Joanna Page is joining CRASSH as its new Director, taking over from Steven Connor at the beginning of October 2022. She is Professor of Latin American Studies at the Faculty of Modern and Medieval Languages and Linguistics, and Director of Studies in MML at Robinson College.
Q: Professor Page, congratulations on your appointment as the new Director of CRASSH, we look forward to welcoming you in October 2022. Can you tell us a little bit about yourself?
I have a wide range of academic and cultural interests, some of which are linked to the different countries I have lived and worked in. I spent several years in Asia before coming back to the UK to go to university, but I have ended up specialising in Latin American studies. I have a keen interest in the relationship between science and art/culture, and in the intersections between environmental and decolonial thought, both in Latin America and beyond. I have just started a new research project on the Paraná Delta, which is located just north of Buenos Aires in Argentina. It’s part of an extremely important wetlands area with a fascinating political and cultural history.
Q: What or who inspired you to go into academia?
There was no particular plan at the beginning – I applied for an MPhil in Cambridge because I couldn’t find a job! But when I got here I thoroughly enjoyed being able to explore ideas independently and at a much deeper level than before. My supervisor Geoffrey Kantaris encouraged me to apply for a PhD, and I found his research and teaching very inspiring.
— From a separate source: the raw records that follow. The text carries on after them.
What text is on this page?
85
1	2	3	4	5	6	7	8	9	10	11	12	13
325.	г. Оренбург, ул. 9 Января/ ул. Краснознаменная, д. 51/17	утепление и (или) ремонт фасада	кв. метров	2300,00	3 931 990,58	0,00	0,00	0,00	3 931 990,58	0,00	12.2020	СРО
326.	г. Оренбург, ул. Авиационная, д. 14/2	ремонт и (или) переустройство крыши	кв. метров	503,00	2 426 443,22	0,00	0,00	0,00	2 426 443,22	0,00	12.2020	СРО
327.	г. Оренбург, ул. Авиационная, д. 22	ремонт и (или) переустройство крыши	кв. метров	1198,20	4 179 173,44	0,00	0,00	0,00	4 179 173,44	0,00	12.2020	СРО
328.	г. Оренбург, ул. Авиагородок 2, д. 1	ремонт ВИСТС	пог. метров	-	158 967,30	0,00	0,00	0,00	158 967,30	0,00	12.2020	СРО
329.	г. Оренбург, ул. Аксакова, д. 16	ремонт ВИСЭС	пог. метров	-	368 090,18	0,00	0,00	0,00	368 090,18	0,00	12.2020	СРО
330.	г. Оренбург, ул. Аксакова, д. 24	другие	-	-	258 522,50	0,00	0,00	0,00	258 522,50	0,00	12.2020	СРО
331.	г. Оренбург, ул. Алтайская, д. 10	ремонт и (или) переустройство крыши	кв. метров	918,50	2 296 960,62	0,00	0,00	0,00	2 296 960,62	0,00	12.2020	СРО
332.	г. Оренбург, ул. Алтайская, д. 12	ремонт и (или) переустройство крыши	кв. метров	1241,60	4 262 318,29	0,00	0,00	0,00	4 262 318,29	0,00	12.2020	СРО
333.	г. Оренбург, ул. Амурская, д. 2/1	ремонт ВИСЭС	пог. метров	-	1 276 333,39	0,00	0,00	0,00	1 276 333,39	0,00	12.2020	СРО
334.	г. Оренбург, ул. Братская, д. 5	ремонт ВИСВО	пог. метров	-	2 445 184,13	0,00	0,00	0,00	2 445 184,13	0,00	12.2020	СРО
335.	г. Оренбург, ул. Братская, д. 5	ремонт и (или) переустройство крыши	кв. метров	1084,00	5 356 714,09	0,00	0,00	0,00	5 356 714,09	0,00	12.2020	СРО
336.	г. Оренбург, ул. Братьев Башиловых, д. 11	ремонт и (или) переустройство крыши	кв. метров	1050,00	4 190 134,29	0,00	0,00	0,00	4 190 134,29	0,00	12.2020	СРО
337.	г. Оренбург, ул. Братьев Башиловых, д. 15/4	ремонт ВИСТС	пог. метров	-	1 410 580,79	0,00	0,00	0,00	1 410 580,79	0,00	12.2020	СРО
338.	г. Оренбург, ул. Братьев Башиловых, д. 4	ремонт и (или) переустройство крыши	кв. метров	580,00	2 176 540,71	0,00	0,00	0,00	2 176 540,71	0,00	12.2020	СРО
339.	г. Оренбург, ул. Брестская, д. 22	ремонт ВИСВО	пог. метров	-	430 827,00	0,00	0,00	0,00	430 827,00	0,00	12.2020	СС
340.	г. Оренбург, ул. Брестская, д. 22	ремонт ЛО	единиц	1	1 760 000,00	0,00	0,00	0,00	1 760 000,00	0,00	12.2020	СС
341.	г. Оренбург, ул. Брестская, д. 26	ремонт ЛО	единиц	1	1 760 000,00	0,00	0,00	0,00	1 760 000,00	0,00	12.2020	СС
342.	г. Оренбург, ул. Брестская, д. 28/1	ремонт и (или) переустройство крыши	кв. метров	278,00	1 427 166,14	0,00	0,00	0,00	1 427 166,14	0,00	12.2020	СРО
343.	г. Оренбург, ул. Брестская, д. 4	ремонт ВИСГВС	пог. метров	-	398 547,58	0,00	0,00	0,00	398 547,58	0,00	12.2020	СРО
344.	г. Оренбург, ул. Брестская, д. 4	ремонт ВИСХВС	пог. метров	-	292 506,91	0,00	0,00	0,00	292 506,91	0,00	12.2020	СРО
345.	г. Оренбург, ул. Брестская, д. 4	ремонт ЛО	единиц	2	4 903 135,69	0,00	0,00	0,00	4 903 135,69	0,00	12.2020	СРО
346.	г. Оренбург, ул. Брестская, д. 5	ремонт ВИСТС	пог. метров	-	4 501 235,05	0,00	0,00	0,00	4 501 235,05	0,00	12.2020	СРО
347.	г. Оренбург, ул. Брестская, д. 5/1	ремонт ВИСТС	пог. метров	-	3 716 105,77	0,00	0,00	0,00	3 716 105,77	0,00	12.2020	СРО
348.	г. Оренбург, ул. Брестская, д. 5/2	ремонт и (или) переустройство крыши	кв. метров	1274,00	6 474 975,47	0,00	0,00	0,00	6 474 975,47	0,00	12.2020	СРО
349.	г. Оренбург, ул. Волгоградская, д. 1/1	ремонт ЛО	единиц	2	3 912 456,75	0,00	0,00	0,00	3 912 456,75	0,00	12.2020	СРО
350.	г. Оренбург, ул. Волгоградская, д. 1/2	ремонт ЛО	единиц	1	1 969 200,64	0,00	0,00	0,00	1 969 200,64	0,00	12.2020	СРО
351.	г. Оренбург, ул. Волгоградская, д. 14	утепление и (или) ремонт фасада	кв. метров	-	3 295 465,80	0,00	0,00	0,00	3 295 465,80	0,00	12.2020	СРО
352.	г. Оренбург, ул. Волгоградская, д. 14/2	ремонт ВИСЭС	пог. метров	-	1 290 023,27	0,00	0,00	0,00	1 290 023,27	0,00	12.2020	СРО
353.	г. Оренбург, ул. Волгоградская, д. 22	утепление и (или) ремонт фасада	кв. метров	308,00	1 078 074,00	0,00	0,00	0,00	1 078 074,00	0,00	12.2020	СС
I really saw for the first time how one could bring theory into a critical dialogue with very different cultural and political contexts.
Q: What drew you to CRASSH and what do you particularly look forward to in your new role?
CRASSH is immensely attractive to me as a hub for innovative and interdisciplinary research – I am looking forward to learning a lot over the next few years. Having spent most of my career based in the Centre of Latin American Studies at Cambridge, I know what a wonderful experience it is to be part of a vibrant, interdisciplinary research community that brings together a global network. I am also excited to be working with a team with such a fantastic reputation for supporting research, and to doing whatever I can to facilitate lots of interesting conversations and collaborations.
Q: Please describe CRASSH in 3 words.
Innovative, diverse, dynamic!
Q: Can you tell us something about you that we might find surprising?
I’m not sure if this counts as surprising, but I did start learning the double bass a few months ago, which is providing a nice set of challenges. And I’m about to start training as a (very part-time!) Ocean Conservationist with ORCA (a marine conservation charity).